A Bayesian semi-parametric approach for the analysis of T-cell receptor diversity

In immunology, the T-cell receptor (TCR) diversity is instrumental to understand how the immune system correctly discriminates harmful microorganisms from body components. As in species diversity studies, this quantity is only accessible by means of estimation based on a sample of TCR sequences. Similar to species-abundance distribution in Ecology, the so-called sequence-abundance distribution is the core of the whole analysis. The primary aim is to estimate the total number of unseen TCR types by fitting simple parametric models to that distribution. However, theoretical studies on T-cell physiology have recently shown that the sequence-abundance distribution results from a complex and intricate mixture of different TCR populations. Thus, although fitting well to available data, current parametric solutions for TCR estimation seem unlikely to provide reliable estimates.

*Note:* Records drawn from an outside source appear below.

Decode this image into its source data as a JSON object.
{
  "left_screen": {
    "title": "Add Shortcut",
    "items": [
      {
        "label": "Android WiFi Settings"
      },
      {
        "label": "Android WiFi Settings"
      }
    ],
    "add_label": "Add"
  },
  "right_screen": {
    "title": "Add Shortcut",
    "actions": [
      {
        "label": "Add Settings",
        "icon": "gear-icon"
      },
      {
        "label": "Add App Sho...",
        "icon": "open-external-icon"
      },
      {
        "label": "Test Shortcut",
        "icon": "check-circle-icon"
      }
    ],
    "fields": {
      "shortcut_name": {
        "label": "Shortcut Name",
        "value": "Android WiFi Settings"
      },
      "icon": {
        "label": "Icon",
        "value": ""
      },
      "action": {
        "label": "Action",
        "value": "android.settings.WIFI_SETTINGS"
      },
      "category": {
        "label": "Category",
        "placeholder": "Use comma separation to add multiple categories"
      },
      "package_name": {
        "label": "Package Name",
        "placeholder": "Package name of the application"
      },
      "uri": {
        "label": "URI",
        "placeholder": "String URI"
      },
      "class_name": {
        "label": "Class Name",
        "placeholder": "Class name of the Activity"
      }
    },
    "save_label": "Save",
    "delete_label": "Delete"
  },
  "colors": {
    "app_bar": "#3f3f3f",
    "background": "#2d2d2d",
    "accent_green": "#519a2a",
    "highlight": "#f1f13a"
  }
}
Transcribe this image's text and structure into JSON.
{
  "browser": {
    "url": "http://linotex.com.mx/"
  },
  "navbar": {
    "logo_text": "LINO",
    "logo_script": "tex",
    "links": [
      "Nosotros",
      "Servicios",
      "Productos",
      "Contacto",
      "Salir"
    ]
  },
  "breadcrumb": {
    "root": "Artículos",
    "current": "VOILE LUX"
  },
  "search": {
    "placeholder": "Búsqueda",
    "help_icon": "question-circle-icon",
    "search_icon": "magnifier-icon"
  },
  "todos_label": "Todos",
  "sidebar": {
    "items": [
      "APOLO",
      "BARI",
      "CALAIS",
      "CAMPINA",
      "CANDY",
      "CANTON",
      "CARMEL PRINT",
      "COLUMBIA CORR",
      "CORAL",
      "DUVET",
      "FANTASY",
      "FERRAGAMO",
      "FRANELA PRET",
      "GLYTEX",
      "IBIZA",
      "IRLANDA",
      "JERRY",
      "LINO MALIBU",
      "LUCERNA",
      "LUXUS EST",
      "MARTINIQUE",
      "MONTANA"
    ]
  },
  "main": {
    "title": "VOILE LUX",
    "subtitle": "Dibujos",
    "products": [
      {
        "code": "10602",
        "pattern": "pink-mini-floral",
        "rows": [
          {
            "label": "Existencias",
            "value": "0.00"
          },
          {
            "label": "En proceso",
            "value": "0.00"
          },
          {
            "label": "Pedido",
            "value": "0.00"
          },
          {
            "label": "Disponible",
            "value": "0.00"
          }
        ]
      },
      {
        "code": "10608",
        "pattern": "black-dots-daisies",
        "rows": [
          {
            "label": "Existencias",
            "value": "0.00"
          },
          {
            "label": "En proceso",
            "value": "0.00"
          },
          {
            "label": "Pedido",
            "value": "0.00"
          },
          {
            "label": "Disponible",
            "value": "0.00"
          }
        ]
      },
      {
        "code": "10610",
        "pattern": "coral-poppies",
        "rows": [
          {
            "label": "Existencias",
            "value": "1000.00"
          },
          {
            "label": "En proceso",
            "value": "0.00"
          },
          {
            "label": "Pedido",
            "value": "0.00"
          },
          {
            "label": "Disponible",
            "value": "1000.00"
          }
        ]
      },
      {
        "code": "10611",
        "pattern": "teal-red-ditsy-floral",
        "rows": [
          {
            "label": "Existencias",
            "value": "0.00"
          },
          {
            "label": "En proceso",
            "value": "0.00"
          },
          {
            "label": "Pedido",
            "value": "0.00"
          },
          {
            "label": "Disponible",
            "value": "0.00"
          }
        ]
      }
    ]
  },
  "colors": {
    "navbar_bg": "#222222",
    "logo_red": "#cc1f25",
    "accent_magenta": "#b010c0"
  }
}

Here we propose a flexible Bayesian semi-parametric model where TCR sequences are sampled according to a Poisson distribution with a given rate that, in turn, varies with another but yet unknown probability distribution. We assume a Dirichlet process for this second level distribution using an appropriate Gamma distribution as the center measure. We illustrate the proposed model with previously published data on type I diabetes, a disease caused by erroneous immune responses to pancreatic cells. We also simulate data from realistic immunological settings to demonstrate the superiority of our method in relation to current parametric counterparts.